Ese alguien, a quien considero un magnífico profesional en lo suyo, amén de seguir contando con mi confianza y afecto, se habrá dado cuenta de que aunque cada día que pasa le encuentro más inconvenientes al riesgo, seguramente porque a mi edad -77 años- la valentía sólo puede ser la consecuencia de un descuido, hay circunstancias en las que un hombre tiene que tomar sobre la marcha cualquier decisión a pesar de que cambie el curso de su existencia.
Puesto que eludir semejante comportamiento, cuando se está siendo avasallado, porque sí, es prueba evidente de que uno ha perdido ya la costumbre de vivir y sólo espera diñarla cuanto antes. Y no es mi caso. Sobre todo porque de no hacerse lo que corresponde, por ser justo y necesario, temo que no pueda volverme un tipo razonable sin convertirme al mismo tiempo en un hombre dócil y desalado.
Ya que la prudencia mantenida hasta ese momento por mí, en un caso tan diáfano, un atraco en toda regla, en vez de ser una conquista de la mucha edad de mi mente parecía más bien la funesta consecuencia de algún achaque. Lo cual me ha obligado a recuperar esa alarmante pérdida de facilidad para que los impulsos que había ido omitiendo con el único fin de que todas las partes intervinientes en un asunto tan absurdo como burdo, no padecieran el menor daño.
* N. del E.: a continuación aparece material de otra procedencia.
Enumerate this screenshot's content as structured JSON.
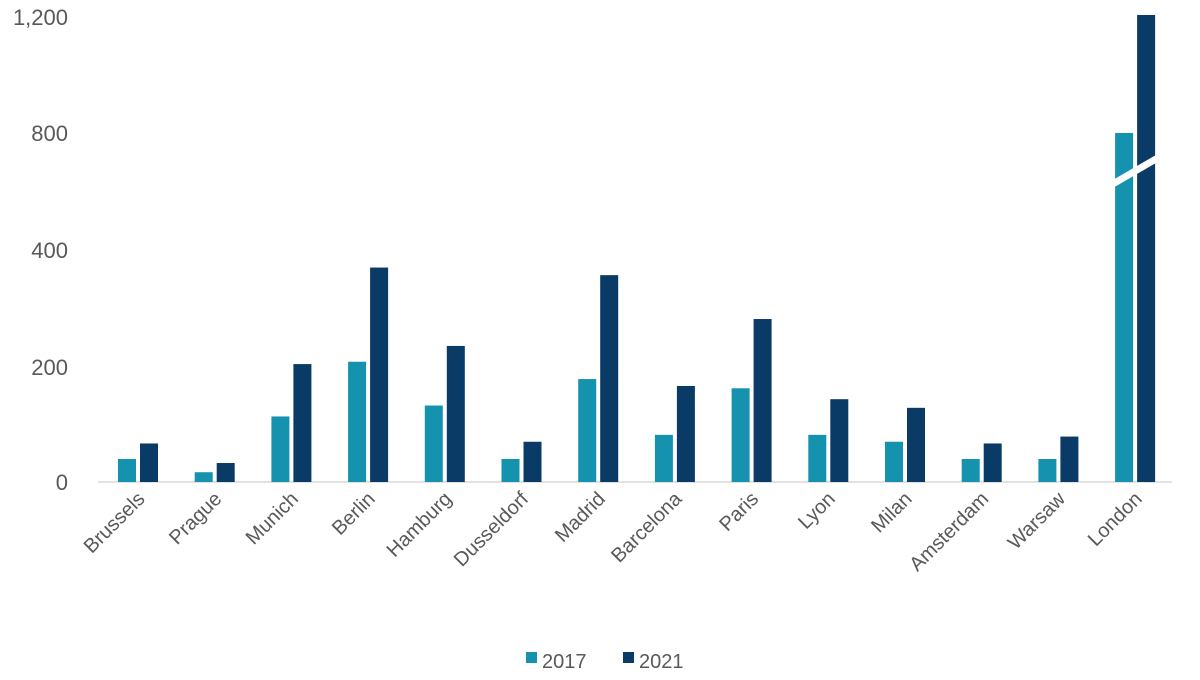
{
  "chart_data": {
    "type": "bar",
    "title": "",
    "xlabel": "",
    "ylabel": "",
    "categories": [
      "Brussels",
      "Prague",
      "Munich",
      "Berlin",
      "Hamburg",
      "Dusseldorf",
      "Madrid",
      "Barcelona",
      "Paris",
      "Lyon",
      "Milan",
      "Amsterdam",
      "Warsaw",
      "London"
    ],
    "series": [
      {
        "name": "2017",
        "color": "#1592ad",
        "values": [
          40,
          17,
          114,
          209,
          133,
          40,
          179,
          82,
          163,
          82,
          70,
          40,
          40,
          800
        ]
      },
      {
        "name": "2021",
        "color": "#0a3a66",
        "values": [
          67,
          33,
          205,
          370,
          236,
          70,
          357,
          167,
          282,
          144,
          129,
          67,
          79,
          1200
        ]
      }
    ],
    "y_ticks": [
      0,
      200,
      400,
      800,
      1200
    ],
    "y_tick_labels": [
      "0",
      "200",
      "400",
      "800",
      "1,200"
    ],
    "y_scale": "non-linear (piecewise, evenly spaced ticks)",
    "ylim": [
      0,
      1200
    ],
    "axis_break_category": "London",
    "grid": false,
    "legend_position": "bottom"
  }
}
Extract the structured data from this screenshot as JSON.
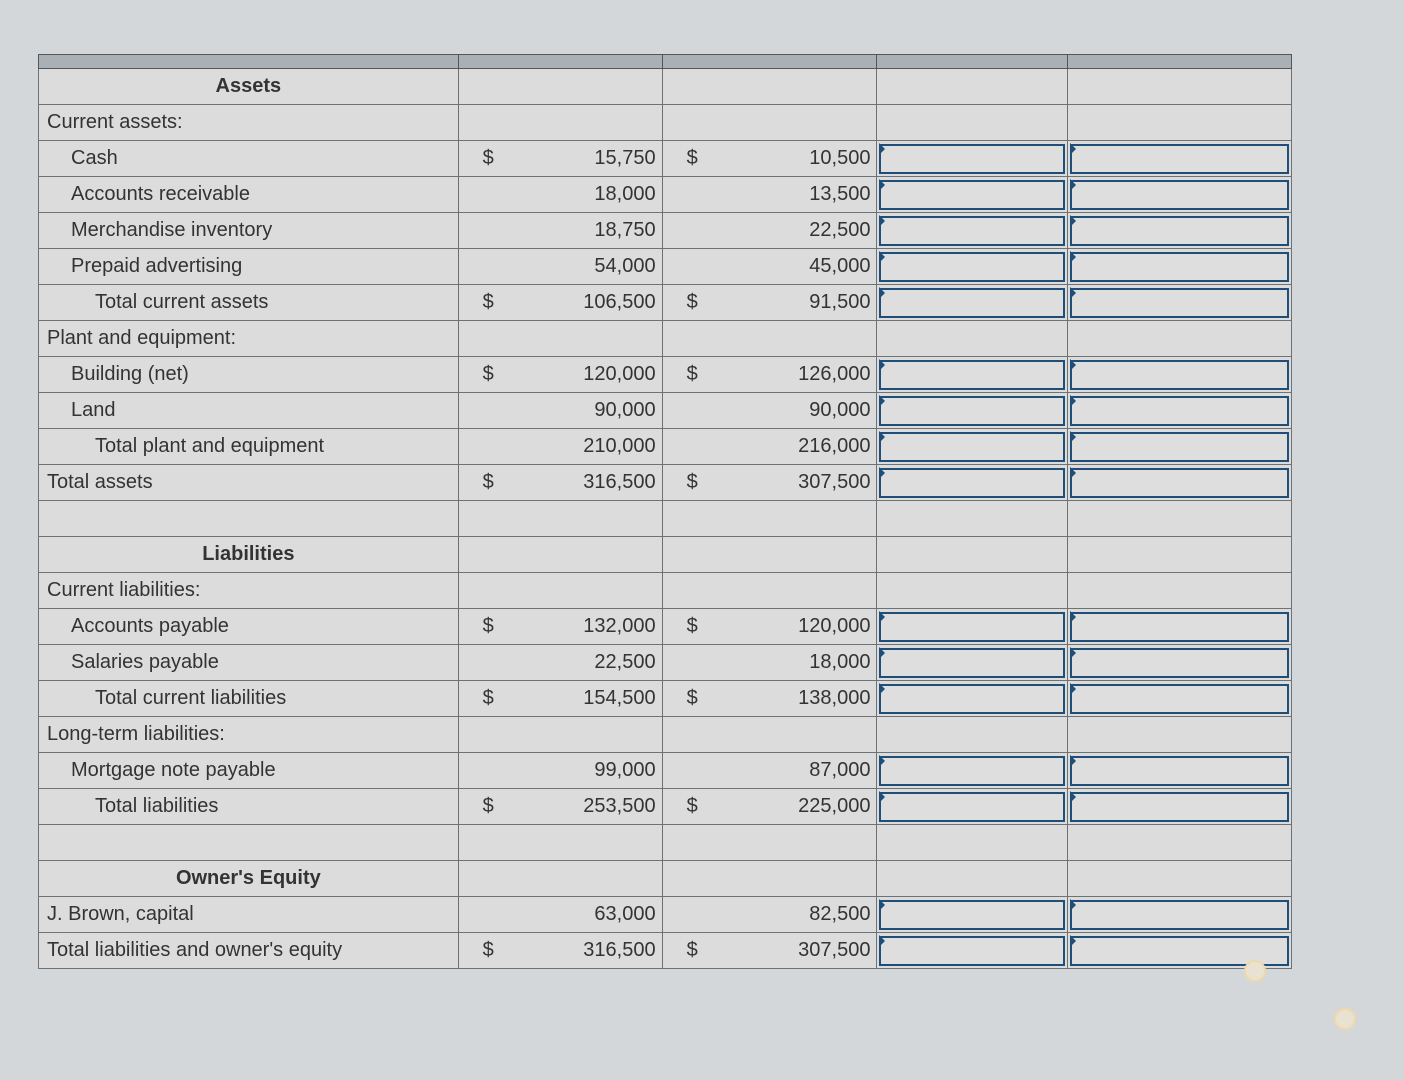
{
  "columns": [
    "",
    "",
    "",
    "",
    ""
  ],
  "rows": [
    {
      "label": "Assets",
      "type": "heading"
    },
    {
      "label": "Current assets:",
      "indent": 0
    },
    {
      "label": "Cash",
      "indent": 1,
      "s1": "$",
      "v1": "15,750",
      "s2": "$",
      "v2": "10,500",
      "inputs": true
    },
    {
      "label": "Accounts receivable",
      "indent": 1,
      "v1": "18,000",
      "v2": "13,500",
      "inputs": true
    },
    {
      "label": "Merchandise inventory",
      "indent": 1,
      "v1": "18,750",
      "v2": "22,500",
      "inputs": true
    },
    {
      "label": "Prepaid advertising",
      "indent": 1,
      "v1": "54,000",
      "v2": "45,000",
      "inputs": true
    },
    {
      "label": "Total current assets",
      "indent": 2,
      "s1": "$",
      "v1": "106,500",
      "s2": "$",
      "v2": "91,500",
      "inputs": true
    },
    {
      "label": "Plant and equipment:",
      "indent": 0
    },
    {
      "label": "Building (net)",
      "indent": 1,
      "s1": "$",
      "v1": "120,000",
      "s2": "$",
      "v2": "126,000",
      "inputs": true
    },
    {
      "label": "Land",
      "indent": 1,
      "v1": "90,000",
      "v2": "90,000",
      "inputs": true
    },
    {
      "label": "Total plant and equipment",
      "indent": 2,
      "v1": "210,000",
      "v2": "216,000",
      "inputs": true
    },
    {
      "label": "Total assets",
      "indent": 0,
      "s1": "$",
      "v1": "316,500",
      "s2": "$",
      "v2": "307,500",
      "inputs": true
    },
    {
      "label": "",
      "indent": 0
    },
    {
      "label": "Liabilities",
      "type": "heading"
    },
    {
      "label": "Current liabilities:",
      "indent": 0
    },
    {
      "label": "Accounts payable",
      "indent": 1,
      "s1": "$",
      "v1": "132,000",
      "s2": "$",
      "v2": "120,000",
      "inputs": true
    },
    {
      "label": "Salaries payable",
      "indent": 1,
      "v1": "22,500",
      "v2": "18,000",
      "inputs": true
    },
    {
      "label": "Total current liabilities",
      "indent": 2,
      "s1": "$",
      "v1": "154,500",
      "s2": "$",
      "v2": "138,000",
      "inputs": true
    },
    {
      "label": "Long-term liabilities:",
      "indent": 0
    },
    {
      "label": "Mortgage note payable",
      "indent": 1,
      "v1": "99,000",
      "v2": "87,000",
      "inputs": true
    },
    {
      "label": "Total liabilities",
      "indent": 2,
      "s1": "$",
      "v1": "253,500",
      "s2": "$",
      "v2": "225,000",
      "inputs": true
    },
    {
      "label": "",
      "indent": 0
    },
    {
      "label": "Owner's Equity",
      "type": "heading"
    },
    {
      "label": "J. Brown, capital",
      "indent": 0,
      "v1": "63,000",
      "v2": "82,500",
      "inputs": true
    },
    {
      "label": "Total liabilities and owner's equity",
      "indent": 0,
      "s1": "$",
      "v1": "316,500",
      "s2": "$",
      "v2": "307,500",
      "inputs": true
    }
  ],
  "colors": {
    "input_border": "#1f4e79",
    "header": "#a9b0b6",
    "cell": "#dcdcdc"
  }
}
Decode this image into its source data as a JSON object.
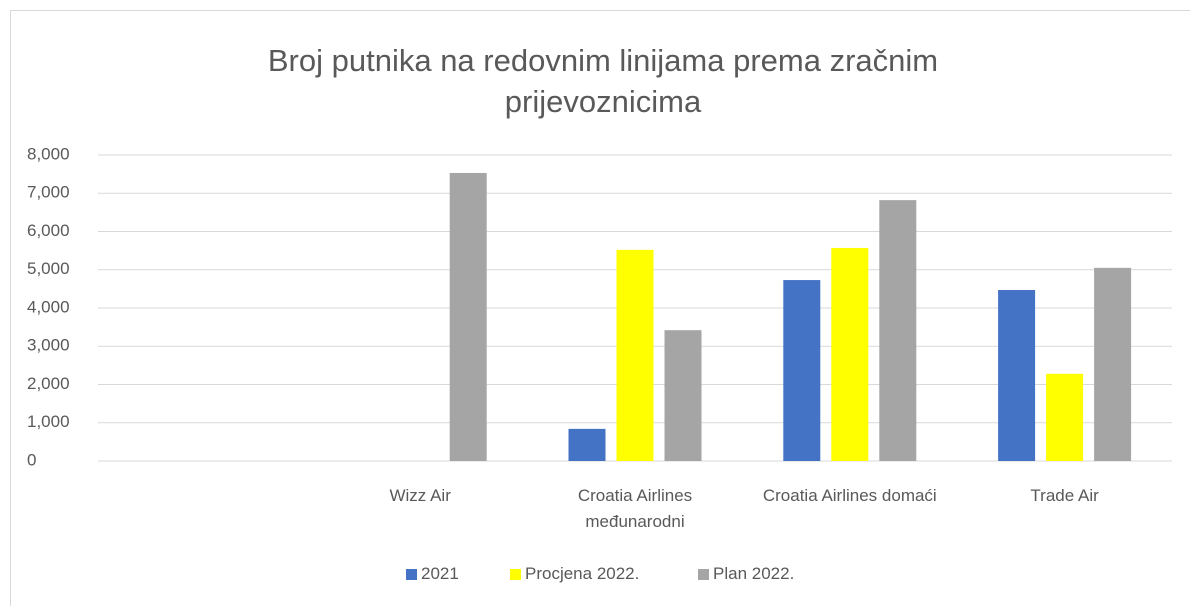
{
  "chart_data": {
    "type": "bar",
    "title": "Broj putnika na redovnim linijama prema zračnim prijevoznicima",
    "categories": [
      null,
      "Wizz Air",
      "Croatia Airlines međunarodni",
      "Croatia Airlines domaći",
      "Trade Air"
    ],
    "series": [
      {
        "name": "2021",
        "color": "#4472c4",
        "values": [
          null,
          null,
          840,
          4730,
          4470
        ]
      },
      {
        "name": "Procjena 2022.",
        "color": "#ffff00",
        "values": [
          null,
          null,
          5520,
          5570,
          2280
        ]
      },
      {
        "name": "Plan 2022.",
        "color": "#a5a5a5",
        "values": [
          null,
          7530,
          3420,
          6820,
          5050
        ]
      }
    ],
    "ylim": [
      0,
      8000
    ],
    "yticks": [
      0,
      {
        "value": 1000,
        "label": "1,000"
      },
      {
        "value": 2000,
        "label": "2,000"
      },
      {
        "value": 3000,
        "label": "3,000"
      },
      {
        "value": 4000,
        "label": "4,000"
      },
      {
        "value": 5000,
        "label": "5,000"
      },
      {
        "value": 6000,
        "label": "6,000"
      },
      {
        "value": 7000,
        "label": "7,000"
      },
      {
        "value": 8000,
        "label": "8,000"
      }
    ],
    "grid": true,
    "legend": "bottom"
  }
}
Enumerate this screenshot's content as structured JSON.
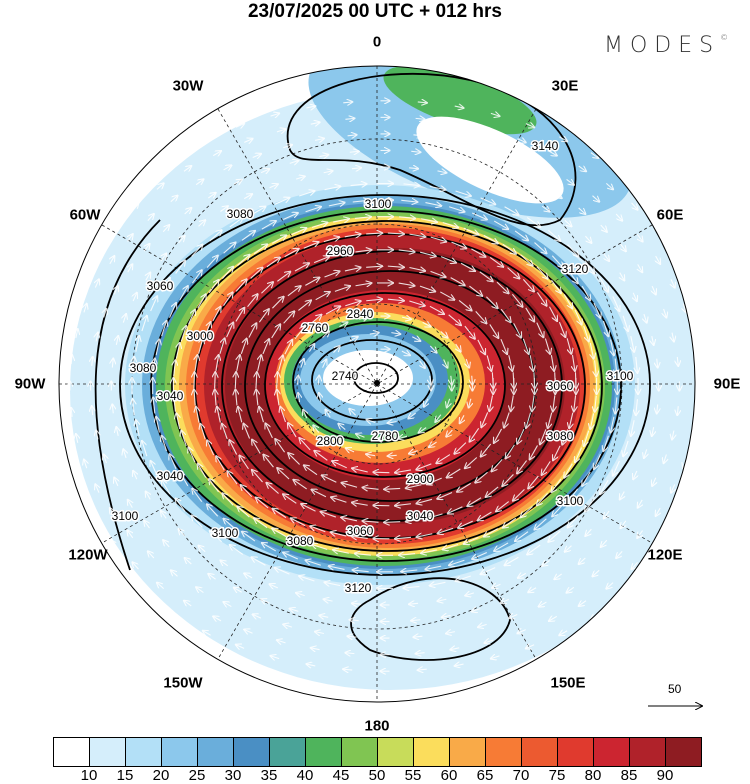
{
  "title": "23/07/2025  00 UTC  + 012 hrs",
  "logo": "MODES",
  "logo_mark": "©",
  "longitude_labels": [
    "0",
    "30E",
    "60E",
    "90E",
    "120E",
    "150E",
    "180",
    "150W",
    "120W",
    "90W",
    "60W",
    "30W"
  ],
  "contour_labels": [
    "3140",
    "3120",
    "3100",
    "3100",
    "3080",
    "3060",
    "3040",
    "3000",
    "2960",
    "2840",
    "2760",
    "2740",
    "2780",
    "2800",
    "2900",
    "3040",
    "3060",
    "3080",
    "3100",
    "3100",
    "3120",
    "3100",
    "3080",
    "3040",
    "3060",
    "3080"
  ],
  "vector_reference": "50",
  "colorbar": {
    "ticks": [
      "10",
      "15",
      "20",
      "25",
      "30",
      "35",
      "40",
      "45",
      "50",
      "55",
      "60",
      "65",
      "70",
      "75",
      "80",
      "85",
      "90"
    ],
    "colors": [
      "#ffffff",
      "#d5eefb",
      "#b3e0f7",
      "#8cc8ec",
      "#6aaedb",
      "#4a8fc4",
      "#4aa398",
      "#4fb45c",
      "#80c552",
      "#c8dc5a",
      "#fbdd5c",
      "#f9aa48",
      "#f77b35",
      "#ec5a30",
      "#e03a2e",
      "#cc2530",
      "#b0222a",
      "#8e1c22"
    ]
  }
}
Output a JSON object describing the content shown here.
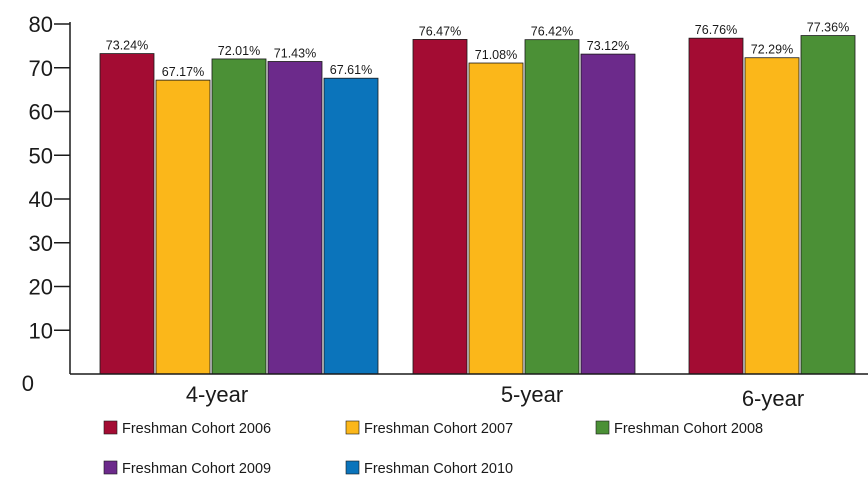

Y es que la hombría de bien -honradez y moralidad- hay que mostrarla cuando toca. Y ahora tocaba, y sigue tocando. Porque, durante casi diez años, yo he defendido la línea editorial de un medio, contra viento y marea, y en una ciudad pequeña donde la endogamia hace que a uno lo puedan fusilar -entiéndase metafóricamente- al amanecer de cualquier día, por intereses y coveniencias de familias bien avenidas.
Así, pues, no olvide nadie que el camino es largo. Lo cual permite acordarse de esa frase tan manida: "Arrieros somos...". Al margen, claro es, de que la Justicia no puede llamarse andana en un caso que, por clamar al cielo, dará que hablar. Ya lo verán ustedes como sí. Tiempo al tiempo.